Raymond Felton is relentless. He doesn't take off games, plays or practices. Eventually he wears you down.
Felton, 25, wore defenses down last season. New coach Larry Brown put him in position to when he made Felton his full-time starting point guard. For the first time in four seasons as a professional, Felton no longer had to share.
To celebrate, Brown screamed at him. Both men played the position at North Carolina, and Brown is notoriously tough on people who play his position. Brown is relentless, too.
Felton tuned out the volume and listened to the lyrics. He says he learned that as a Tar Heel.
Who yells more, Brown or North Carolina coach Roy Williams?
"Man," Felton says. He pauses for a second, for three seconds, for five.
"Even," he says.
Felton averaged 14.2 points, 6.7 assists and 3.8 rebounds last season. But after January he averaged 15.4 points, 7.1 assists and 4.1 rebounds.
I was dumbfounded by his improvement. Also, I was dumb. You see, until today I don't think I have ever written a positive column about Felton.
I didn't like his game. When a teammate ran around a pick and was in rhythm and ready for the ball, I thought Felton slipped it to him a half-step late. Felton wasn't smooth. He didn't run an offense the way elite point guards do.
I wasn't a fan. But I'd sit there the latter part of last season and think, this guy plays defense. He blocked 30 shots in 2008-09, and he's only 6-1. If he were 7-1, 30 blocks would be, like, 500.

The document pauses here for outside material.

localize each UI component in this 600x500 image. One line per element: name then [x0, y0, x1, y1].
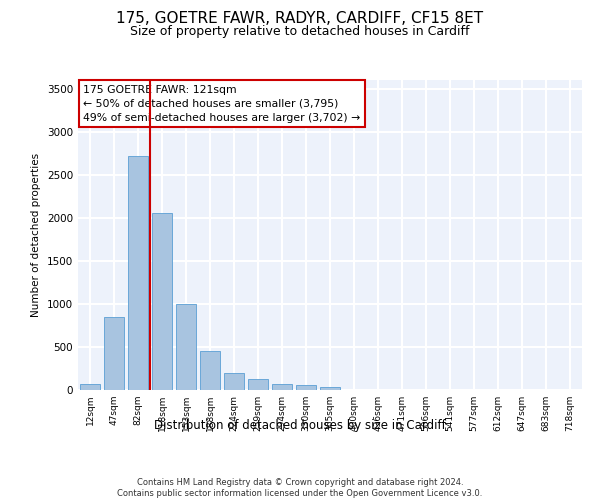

He goes to the basket no matter who is there. He's willing to miss the shot that will win or lose the game. He's unwilling to miss games, however. He's missed only seven in four seasons.

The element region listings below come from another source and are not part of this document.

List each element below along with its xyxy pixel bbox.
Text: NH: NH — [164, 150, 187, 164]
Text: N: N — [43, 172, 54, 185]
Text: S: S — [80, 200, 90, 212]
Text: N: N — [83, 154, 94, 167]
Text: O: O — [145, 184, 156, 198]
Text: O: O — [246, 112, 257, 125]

Talented rookie point guard D.J. Augustin joined the Bobcats last season. There's an ease to Augustin's game that Felton will never have. How did Felton respond to the new threat, the new lottery pick, the new competition? Instead of being territorial, he became a teacher. Valuable advice included: listen to the coach's words, not the volume at which they're SHOUTED.
Felton refuses to criticize teammates. When post-game blame was assessed, he raised both hands.
"He's as good a teammate as I've ever coached," Brown says.
Brown began coaching point guards at about the time Bob Cousy broke in for the Boston Celtics. So calling Felton "as good a teammate" as he's coached is remarkable praise.
What is a good teammate?
"He's loyal," says Brown. "He does every drill as hard as he can. If he's playing, he's trying to win. If he's not, he's cheering for everybody."
There are point guards who are more elegant. They glide across the court as if they're wearing a tux. Felton plays as if he's wearing work boots and a tool belt.
"This is my team and I want to help everybody," says Felton.
When did the Bobcats become your team?
"Last year," he says. "I'm the point guard and the leader. So I took that role. And I'm going to keep it."
He'll keep it only if the Bobcats keep him. He and the team were unable to agree upon a contract, and he is tethered to Charlotte only for this season.
"I'm happy to be here another year," says Felton. "I'm not worried."
Fans ought to be.
A guy I know saw Felton in a restaurant this summer. The man's son is a huge basketball fan and Felton was at the next table. 'Dad, can I go over and ask for his autograph, please, please, dad, please?'
Felton offered the kid a signature and invited him to sit down. When the kid arrived, Felton was Mr. Felton. By the time he left, Felton had become R-Dog, R or Ray.
Felton's kindness won't win games. But it will win fans. For the Bobcats, that, too, is a victory.